I want to be in the company of people who, without self-conscious effort, are gifted artists and humble. Truly humble. The kind of humble that comes out of suffering. The kind of humble that you can't fake. The kind of humble that smells sweet and warm and down-to-earth, like freshly baked shortbread. Like a cross between Tom Bombadil and Brother Lawrence—graciously cheeky and un-seriously serene. That kind of humble.

Well, I thank God that I've met quite a number of good souls like that. They're mostly over 60. And sometimes they hang out during the month of March in the hill country of Texas. They're writers, in the "gifted and talented" department. But they're the kindliest, jolliest bunch. And one time I happened to be there at the same time, myself and a few of my artist friends from Austin, and on the last breakfast we shared together we lobbed limericks back and forth at each other as if we were a bunch of kids. Fellow pilgrims. Immortals.

8 comments:

Chestertonian Rambler said...

Howdy,

I've commented a couple of times, and just wanted to let you know that I've moved into Austin.

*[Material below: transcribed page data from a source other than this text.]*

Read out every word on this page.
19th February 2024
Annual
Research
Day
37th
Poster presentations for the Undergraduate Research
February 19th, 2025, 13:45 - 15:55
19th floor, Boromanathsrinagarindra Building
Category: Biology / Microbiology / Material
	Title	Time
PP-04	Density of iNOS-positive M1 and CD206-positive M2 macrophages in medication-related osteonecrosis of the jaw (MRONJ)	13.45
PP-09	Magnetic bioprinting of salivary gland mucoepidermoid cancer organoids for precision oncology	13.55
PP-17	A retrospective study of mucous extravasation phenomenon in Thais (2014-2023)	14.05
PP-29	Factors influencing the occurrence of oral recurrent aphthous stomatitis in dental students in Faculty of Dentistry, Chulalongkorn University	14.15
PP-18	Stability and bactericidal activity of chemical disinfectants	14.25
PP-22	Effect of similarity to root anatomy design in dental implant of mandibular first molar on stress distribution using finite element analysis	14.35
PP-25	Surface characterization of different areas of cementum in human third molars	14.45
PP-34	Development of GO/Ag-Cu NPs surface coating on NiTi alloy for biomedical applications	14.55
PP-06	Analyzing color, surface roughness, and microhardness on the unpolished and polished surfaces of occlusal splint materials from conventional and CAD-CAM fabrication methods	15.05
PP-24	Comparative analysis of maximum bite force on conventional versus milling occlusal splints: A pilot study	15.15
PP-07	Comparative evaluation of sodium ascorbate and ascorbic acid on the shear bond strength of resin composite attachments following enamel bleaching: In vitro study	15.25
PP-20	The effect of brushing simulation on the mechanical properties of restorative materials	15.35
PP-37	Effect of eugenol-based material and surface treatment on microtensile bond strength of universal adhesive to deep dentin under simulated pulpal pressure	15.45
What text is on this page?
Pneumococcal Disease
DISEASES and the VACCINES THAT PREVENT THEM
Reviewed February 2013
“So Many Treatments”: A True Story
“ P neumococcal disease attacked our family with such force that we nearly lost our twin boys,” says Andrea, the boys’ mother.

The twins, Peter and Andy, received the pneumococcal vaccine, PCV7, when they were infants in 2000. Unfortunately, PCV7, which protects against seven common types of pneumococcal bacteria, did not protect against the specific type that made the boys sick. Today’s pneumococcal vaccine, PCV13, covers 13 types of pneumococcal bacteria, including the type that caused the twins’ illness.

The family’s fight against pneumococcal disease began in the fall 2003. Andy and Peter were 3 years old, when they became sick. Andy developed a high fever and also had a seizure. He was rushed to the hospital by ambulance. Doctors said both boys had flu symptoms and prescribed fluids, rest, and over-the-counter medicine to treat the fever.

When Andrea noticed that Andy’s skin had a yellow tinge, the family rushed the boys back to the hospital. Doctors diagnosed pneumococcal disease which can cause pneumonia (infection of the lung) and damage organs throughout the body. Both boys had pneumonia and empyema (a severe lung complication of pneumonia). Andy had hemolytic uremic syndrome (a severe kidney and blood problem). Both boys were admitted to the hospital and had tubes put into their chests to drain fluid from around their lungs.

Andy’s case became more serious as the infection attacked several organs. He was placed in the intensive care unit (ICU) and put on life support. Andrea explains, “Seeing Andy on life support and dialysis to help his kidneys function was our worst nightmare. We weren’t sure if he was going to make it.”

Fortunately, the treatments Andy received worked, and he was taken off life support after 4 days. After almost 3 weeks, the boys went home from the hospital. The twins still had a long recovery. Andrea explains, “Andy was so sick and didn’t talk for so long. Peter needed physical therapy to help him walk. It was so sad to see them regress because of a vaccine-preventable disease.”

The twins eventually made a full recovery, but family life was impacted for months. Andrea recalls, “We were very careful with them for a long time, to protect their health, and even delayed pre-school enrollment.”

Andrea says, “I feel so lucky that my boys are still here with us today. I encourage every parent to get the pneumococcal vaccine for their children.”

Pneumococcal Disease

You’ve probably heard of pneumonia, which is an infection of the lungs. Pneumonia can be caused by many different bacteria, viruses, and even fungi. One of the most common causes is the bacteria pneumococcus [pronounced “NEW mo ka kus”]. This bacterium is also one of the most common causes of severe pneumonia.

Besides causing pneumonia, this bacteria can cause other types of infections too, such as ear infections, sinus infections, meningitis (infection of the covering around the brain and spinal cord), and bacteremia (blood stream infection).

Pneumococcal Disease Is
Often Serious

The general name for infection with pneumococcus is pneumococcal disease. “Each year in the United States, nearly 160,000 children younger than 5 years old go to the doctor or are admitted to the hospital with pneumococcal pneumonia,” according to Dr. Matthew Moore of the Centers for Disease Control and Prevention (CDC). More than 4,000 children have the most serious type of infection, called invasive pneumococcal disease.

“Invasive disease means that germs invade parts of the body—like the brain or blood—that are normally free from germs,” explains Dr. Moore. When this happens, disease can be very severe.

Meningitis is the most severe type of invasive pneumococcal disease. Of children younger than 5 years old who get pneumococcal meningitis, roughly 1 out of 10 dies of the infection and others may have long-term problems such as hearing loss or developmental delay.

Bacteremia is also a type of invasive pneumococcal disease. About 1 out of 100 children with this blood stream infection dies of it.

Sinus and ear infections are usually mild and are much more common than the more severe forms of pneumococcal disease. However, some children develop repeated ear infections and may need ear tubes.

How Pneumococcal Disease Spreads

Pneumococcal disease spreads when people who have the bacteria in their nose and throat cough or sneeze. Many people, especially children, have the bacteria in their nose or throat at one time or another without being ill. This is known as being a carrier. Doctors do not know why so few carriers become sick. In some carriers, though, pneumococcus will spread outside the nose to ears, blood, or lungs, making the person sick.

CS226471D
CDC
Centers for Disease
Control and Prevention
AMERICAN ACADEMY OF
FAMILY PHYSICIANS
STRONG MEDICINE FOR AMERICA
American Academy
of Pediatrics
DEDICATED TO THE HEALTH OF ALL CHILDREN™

My wife and I checked out Hope Chapel because of this blog, and are not sure that it's the best fit for us, church-wise. Nevertheless I thought it'd be nice to hear from a local and find out about ways of getting involved. Is there any way to get in touch with you?

livingpalm said...

You need to watch this...
http://www.designrelated.com/inspiration/view/Karen/entry/2231

(hint: wait until you are trying to procrastinate writing)

w. david o. taylor said...

Dear Chestertonian Rambler: First off, welcome to Austin. Second, you can email me at the following address:

wdavidotaylor AT Gmail DOT com.

I'd be happy to make suggestions for a church community in light of your background.

Tamara: such a beautiful short film. I think your link was missing a few numbers at the end?

http://www.designrelated.com/inspiration/view/Karen/entry/2429

livingpalm said...

http://www.designrelated.com/inspiration/view/Karen/entry/2231

well, yes it was missing numbers! i have no idea which film you watched, but try this again. it's titled "procrastination"

(geesh...i'm getting a little bit insecure writing comments on your blog!)

livingpalm said...

and I see that the numbers have been deleted again...oh, well, must be blogger doesn't like my link....
like i was saying, have a happy, productive day and don't procrastinate writing by watching short films about procrastination.
: )

micah said...

and how much of writing is just working at it, doing it, just writing; and how much is talent? write. just write. even if it's bllaaaaahhhh. or feels/seems blaaaaahhhhh. quantity. didn't art and fear say that the more pots potters made the better the pot? and those who spent all their time crafting one.... it just wasn't as good as those who produced more.

personal pep talk from someone who desires to be an O'Connor but doesn't know if I'll ever measure up!!!!

w. david o. taylor said...

Tamara, you're quite alright in the commenting department. At least you're a lurker with a name. :) I'll look for the "procrastination" film. I ended up watching one about a printmaker dude. Very impressive.

Micah, yes, good words from Art & Fear. Keep at it. And keep sharing your work with your trusted friends.

Be like an apple tree: every day growing a little more apple tree-ish, a little truer and fuller. Every day--something.

MBPCPA said...

If you write enough words that you hate, eventually out of sheer angry orneriness, you will write something that you love, that you are truly interested in saying.
How many words? 1,000? 1,000,000? YMMV, that's the risk and the rub.